We have previously used specifically oriented self-complementary rAAV (scAAV) vectors to quantify the dynamics of vector DNA circle and concatemer formation in cultured cells. We have now extended these studies to the dynamics of vector DNA integration. Consistent with earlier studies, rAAV vectors integrated at a rate of approximately one per 1000 infectious units (IU). The infectous titers of single-stranded rAAV (ssAAV) and scAAV vectors were both measured using the replication center assay, which minimizes the differences between the two through the effects of the helper adenovirus on second-strand DNA synthesis.
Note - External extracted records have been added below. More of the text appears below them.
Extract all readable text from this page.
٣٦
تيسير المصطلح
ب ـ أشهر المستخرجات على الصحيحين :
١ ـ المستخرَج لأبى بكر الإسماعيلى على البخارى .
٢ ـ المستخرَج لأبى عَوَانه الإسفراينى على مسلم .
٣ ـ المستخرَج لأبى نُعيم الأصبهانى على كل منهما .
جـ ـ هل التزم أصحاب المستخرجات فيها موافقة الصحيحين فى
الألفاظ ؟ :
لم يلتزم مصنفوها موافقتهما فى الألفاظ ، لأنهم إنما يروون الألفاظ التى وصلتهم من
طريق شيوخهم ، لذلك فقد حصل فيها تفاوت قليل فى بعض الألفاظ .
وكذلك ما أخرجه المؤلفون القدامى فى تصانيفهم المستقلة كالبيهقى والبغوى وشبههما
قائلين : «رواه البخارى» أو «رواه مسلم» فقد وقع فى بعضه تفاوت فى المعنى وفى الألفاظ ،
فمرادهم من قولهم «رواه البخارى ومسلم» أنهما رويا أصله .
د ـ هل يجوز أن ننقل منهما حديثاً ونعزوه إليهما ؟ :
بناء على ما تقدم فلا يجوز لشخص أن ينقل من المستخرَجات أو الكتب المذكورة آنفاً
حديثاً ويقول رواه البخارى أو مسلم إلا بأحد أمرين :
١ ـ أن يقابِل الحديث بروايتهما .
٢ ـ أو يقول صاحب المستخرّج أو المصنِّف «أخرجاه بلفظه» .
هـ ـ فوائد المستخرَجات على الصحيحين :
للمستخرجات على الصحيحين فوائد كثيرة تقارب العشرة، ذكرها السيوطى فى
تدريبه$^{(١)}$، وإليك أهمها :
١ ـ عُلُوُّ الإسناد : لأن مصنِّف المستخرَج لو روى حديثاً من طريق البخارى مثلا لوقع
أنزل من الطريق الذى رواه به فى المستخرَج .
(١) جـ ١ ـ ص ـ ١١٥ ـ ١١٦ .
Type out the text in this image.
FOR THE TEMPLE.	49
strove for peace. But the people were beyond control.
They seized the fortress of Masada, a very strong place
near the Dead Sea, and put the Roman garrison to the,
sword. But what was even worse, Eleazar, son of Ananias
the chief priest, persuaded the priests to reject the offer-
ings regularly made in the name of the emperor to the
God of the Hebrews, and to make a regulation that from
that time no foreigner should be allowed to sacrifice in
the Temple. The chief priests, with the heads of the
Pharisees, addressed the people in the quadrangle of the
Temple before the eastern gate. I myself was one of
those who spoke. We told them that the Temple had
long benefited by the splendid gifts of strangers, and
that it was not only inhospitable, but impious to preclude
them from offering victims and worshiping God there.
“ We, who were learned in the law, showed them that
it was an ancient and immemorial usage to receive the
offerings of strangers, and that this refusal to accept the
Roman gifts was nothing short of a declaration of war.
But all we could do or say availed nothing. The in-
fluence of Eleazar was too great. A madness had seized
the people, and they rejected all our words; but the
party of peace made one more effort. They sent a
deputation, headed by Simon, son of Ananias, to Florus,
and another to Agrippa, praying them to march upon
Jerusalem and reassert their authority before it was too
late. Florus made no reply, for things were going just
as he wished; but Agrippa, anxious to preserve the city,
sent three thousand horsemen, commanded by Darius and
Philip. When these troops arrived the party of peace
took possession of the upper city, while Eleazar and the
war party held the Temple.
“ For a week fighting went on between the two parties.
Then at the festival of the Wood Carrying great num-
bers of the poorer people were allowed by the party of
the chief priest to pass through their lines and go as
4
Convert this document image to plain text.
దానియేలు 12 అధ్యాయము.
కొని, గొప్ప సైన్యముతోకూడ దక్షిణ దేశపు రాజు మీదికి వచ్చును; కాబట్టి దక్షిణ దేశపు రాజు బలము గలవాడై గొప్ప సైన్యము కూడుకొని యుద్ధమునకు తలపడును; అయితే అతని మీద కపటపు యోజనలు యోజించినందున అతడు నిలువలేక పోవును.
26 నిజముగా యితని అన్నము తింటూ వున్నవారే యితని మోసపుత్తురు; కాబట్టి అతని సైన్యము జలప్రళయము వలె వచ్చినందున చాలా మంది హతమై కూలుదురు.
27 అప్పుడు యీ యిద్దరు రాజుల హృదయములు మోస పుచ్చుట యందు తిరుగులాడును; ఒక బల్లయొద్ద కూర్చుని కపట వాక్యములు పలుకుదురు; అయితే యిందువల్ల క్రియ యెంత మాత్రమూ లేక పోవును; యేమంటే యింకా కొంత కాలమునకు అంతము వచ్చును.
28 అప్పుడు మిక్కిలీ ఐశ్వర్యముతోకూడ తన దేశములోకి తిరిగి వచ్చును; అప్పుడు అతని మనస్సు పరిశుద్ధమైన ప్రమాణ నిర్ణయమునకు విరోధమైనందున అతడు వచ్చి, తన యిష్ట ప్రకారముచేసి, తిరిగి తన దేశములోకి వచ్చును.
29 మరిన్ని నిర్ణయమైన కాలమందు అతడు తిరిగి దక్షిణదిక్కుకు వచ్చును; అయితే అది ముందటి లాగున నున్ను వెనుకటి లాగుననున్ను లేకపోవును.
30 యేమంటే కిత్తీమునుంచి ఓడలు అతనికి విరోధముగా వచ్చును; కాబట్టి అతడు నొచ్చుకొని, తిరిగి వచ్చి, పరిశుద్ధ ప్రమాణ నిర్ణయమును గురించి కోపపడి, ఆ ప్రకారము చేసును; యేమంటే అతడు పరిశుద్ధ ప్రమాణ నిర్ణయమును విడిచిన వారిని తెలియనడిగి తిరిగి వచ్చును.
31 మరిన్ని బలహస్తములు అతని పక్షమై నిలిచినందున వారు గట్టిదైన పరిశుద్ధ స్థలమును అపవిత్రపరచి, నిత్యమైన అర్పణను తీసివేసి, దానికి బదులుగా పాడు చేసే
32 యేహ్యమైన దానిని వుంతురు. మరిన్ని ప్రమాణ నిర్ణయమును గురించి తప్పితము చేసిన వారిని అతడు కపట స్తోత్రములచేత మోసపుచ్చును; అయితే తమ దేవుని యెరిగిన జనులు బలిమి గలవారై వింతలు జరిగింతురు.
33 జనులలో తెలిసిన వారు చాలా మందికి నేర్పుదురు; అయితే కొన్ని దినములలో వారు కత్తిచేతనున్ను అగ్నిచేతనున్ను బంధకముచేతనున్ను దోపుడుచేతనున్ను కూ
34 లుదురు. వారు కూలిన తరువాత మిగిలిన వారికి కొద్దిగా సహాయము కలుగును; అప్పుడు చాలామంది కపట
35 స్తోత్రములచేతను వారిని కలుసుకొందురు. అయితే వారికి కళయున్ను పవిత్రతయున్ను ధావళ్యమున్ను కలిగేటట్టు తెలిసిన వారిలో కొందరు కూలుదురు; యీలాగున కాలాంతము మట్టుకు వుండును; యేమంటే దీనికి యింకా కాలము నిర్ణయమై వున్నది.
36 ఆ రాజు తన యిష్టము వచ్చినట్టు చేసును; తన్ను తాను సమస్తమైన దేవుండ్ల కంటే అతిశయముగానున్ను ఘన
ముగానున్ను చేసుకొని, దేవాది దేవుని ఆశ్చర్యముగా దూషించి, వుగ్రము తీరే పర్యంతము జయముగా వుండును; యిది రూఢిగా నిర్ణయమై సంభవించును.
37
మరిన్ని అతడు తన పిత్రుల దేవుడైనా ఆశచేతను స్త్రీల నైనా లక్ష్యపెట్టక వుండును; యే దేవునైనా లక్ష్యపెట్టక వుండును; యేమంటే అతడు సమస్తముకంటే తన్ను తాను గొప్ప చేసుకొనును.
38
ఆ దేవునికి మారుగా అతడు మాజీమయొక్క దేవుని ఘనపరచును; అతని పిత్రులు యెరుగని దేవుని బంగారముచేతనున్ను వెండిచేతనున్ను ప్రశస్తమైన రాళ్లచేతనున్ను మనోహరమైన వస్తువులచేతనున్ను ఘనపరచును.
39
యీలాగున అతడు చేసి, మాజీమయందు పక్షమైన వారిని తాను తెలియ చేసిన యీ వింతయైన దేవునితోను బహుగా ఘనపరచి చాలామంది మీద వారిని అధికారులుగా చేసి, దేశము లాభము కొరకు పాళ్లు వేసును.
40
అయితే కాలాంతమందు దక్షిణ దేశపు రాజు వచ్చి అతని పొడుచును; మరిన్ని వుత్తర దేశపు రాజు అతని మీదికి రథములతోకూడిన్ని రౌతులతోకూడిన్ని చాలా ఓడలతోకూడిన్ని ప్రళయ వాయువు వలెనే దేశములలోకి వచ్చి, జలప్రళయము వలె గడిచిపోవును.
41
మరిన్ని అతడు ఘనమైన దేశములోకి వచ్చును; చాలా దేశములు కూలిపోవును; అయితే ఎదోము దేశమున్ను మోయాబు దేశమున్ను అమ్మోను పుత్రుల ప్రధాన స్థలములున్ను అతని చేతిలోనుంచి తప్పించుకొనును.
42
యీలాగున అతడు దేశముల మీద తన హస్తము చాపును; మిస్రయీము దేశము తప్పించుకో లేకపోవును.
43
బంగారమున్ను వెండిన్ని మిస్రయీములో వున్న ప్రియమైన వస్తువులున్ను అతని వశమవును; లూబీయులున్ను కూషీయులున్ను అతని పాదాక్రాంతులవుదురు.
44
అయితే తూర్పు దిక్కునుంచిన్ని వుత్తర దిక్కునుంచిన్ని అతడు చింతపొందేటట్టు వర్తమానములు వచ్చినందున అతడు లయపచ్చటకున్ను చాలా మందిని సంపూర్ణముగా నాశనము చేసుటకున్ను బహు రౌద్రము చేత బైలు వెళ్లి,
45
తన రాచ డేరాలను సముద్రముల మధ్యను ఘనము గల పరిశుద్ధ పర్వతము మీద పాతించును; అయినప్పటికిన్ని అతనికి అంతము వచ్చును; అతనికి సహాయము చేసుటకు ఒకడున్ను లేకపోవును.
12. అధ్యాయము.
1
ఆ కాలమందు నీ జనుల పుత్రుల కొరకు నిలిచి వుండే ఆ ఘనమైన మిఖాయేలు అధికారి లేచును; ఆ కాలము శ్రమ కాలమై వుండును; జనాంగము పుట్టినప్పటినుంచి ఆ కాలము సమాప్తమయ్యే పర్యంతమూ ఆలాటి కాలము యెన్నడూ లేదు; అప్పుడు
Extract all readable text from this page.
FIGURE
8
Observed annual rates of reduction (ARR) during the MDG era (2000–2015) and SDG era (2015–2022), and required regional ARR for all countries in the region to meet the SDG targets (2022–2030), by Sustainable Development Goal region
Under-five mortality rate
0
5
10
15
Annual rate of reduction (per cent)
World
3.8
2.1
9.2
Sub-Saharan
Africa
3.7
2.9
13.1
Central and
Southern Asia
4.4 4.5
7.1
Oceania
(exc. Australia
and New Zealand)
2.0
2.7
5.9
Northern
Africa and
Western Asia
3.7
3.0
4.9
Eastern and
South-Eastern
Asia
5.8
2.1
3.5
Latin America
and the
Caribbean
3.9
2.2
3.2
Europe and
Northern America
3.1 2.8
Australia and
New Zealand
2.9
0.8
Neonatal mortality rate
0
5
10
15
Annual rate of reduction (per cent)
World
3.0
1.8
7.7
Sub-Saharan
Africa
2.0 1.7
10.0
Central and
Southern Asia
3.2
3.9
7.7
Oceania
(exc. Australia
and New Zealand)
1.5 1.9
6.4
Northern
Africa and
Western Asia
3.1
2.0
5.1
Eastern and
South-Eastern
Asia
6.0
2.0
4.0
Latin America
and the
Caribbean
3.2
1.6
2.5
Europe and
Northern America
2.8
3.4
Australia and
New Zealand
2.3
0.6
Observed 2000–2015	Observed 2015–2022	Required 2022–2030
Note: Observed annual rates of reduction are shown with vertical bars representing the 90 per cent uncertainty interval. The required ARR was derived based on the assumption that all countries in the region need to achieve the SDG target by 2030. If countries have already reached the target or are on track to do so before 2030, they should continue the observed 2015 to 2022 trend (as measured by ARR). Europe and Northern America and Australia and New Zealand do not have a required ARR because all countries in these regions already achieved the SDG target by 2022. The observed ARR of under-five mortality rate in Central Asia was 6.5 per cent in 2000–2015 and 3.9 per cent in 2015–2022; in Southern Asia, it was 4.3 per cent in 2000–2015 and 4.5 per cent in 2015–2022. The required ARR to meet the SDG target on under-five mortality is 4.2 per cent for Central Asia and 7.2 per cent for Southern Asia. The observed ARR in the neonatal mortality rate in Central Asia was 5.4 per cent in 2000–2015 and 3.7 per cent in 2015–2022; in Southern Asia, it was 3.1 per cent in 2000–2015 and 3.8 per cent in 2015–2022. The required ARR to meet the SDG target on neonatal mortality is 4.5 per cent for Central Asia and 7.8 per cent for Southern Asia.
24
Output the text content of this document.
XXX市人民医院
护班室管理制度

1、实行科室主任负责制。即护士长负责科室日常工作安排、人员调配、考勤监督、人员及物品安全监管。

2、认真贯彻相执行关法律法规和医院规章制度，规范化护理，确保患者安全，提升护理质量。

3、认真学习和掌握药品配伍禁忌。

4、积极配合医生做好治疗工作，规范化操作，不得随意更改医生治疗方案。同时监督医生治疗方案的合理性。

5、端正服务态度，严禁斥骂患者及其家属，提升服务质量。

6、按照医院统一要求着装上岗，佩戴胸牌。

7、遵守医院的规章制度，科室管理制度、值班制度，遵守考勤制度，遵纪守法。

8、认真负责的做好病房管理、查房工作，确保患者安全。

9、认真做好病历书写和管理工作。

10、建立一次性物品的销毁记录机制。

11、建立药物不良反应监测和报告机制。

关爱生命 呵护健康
In a comparison of ssAAV to scAAV, we found that both yielded the same number of integrations per IU. This was surprising, given that the scAAV yields 5-50 fold higher transductions per IU, and implies either that ssAAV genomes that have undergone conversion to double-strand DNA are primed for integration, or that integration can be initiated using a single-strand vector genome as substrate. The ssAAV and scAAV vectors were also evaluated for the ratio of concatemeric to monomeric integrations using a split-GFP reporter that required concatemer formation to express the marker gene from the linear proviral state. Approximately 20% of integrated scAAV genomes, and 6% of integrated ssAAV genomes, were concatemeric, although concatemers comprised only 2% of the scAAV episomal forms. This suggested that either the concatemers were 10-fold more likely to integrate than monomoers, or that the monomeric forms were amplified by replication during or after the integration process. The latter hypothesis was tested by co-infecting cells with pairs of scAAV vectors, each containing half of the marker gene, such that genome amplification could not lead to gene expression. We found that the previously observed number of integrated concatemers could be accounted for by vector genomes joined end-to-end prior to integration, suggesting that amplification was not a significant factor. The implications of these studies for gene therapy are that the scAAV vector will result in fewer integrations per transducing unit than the single-strand vector, and that high multiplicities of infection that promote concatemer formation may also lead to disproportionately higher rates of integration.